I currently have a Winfast NF4K8AC mobo and 1gb of PC2100 DDR RAM. According to crucial my mobo will take up to 4gb of PC3200 DDR 400 RAM. So I bought two 1gb sticks and slotted them in.

BIOS registers the 2gb of RAM and all my hard drives are seen properly but when I choose to boot either partition (XP or Vista) I get a message saying something along the lines of "Your computers system or hardware has changed since last boot. Insert the windows disc, reboot and choose repair function". Then it says this:

\Windows\system32\ntkrnlpa.exe

Status: 0xc0000221

Info: Windows failed to load becasue the kernel is missing, or corrupt.

The file that is missing changed everytime I tried to boot but the message remained the same. On trying to repair with my MSDN Vista DVD I don't have a recovery option, only the usual safe modes, last good known configuration, debugger etc.

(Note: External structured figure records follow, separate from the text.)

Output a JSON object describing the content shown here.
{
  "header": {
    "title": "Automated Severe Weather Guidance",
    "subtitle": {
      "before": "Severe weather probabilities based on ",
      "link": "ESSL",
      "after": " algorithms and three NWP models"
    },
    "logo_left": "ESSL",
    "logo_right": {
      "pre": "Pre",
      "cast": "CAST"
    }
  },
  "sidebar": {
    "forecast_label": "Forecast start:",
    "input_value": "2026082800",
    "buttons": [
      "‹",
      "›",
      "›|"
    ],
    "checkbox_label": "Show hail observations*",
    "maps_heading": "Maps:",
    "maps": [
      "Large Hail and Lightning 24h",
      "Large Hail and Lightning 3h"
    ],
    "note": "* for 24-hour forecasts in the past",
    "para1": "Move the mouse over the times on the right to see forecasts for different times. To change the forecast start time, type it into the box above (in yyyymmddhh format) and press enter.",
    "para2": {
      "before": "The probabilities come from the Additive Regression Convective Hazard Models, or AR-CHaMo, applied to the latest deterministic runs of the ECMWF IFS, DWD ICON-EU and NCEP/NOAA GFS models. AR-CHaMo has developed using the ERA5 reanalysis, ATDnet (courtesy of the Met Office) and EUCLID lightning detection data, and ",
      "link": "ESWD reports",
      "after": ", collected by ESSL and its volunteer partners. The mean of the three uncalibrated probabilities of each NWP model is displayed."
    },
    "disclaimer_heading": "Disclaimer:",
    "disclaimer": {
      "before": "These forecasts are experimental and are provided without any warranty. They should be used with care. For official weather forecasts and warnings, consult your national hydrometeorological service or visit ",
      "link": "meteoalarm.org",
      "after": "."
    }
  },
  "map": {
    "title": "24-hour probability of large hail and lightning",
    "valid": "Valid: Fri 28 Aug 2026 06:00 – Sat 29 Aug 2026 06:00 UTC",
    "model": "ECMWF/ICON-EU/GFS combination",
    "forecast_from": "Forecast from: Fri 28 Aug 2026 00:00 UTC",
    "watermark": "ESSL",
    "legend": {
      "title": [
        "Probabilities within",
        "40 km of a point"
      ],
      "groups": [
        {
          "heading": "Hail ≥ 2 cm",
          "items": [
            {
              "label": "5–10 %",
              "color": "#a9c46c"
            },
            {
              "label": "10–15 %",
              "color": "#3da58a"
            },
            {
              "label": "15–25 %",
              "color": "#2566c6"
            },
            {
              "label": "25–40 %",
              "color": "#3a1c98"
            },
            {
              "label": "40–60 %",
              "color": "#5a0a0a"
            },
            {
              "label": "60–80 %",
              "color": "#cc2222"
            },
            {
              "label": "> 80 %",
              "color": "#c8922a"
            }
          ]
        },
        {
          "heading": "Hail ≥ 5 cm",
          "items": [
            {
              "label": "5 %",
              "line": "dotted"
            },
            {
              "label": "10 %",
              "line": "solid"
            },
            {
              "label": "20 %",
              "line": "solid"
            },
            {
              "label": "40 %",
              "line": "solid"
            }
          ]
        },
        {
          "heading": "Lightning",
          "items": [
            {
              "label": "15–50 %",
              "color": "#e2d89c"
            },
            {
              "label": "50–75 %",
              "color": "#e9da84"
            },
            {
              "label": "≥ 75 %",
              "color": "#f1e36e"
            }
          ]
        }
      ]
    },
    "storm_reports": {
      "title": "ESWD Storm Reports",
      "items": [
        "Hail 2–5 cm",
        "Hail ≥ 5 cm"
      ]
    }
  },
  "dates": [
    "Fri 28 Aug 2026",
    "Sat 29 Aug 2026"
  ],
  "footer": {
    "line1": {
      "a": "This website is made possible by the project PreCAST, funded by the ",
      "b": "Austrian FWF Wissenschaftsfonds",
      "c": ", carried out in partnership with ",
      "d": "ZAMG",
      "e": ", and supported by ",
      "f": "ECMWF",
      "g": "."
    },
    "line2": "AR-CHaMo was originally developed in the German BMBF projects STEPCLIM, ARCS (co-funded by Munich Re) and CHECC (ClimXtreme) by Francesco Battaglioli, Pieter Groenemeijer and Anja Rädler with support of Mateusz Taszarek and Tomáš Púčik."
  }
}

On putting my old RAM back in everything works fine again? I have a bios update for my mobo kindly found for me by mattlock138 but I need to get it onto a cd as for some reason my USB stick no longer is recognised by the bios (it was a few weeks ago) and my floppy drive doesn't work.

Any suggestions?

Cheers
Mark


----------



## dai (Jul 2, 2004)

*Re: Install new RAM and Vista or XP won't boot*

try a cmos reset
note your settings before you start as you will have to reoptimise
check the ram is set to auto detect


----------



## mcornbill (Mar 18, 2002)

*Re: Install new RAM and Vista or XP won't boot*

Ok resolved (I think).

Flashed mobo with new bios. This then gave me blue screen of death 10+ times in all sorts of modes with my old or new RAM chips in. Eventually restored old bios and found that slotting the new ram in ports 0 and 2 is working.

Cheers
Mark


----------



## dai (Jul 2, 2004)

*Re: Install new RAM and Vista or XP won't boot*

good news


----------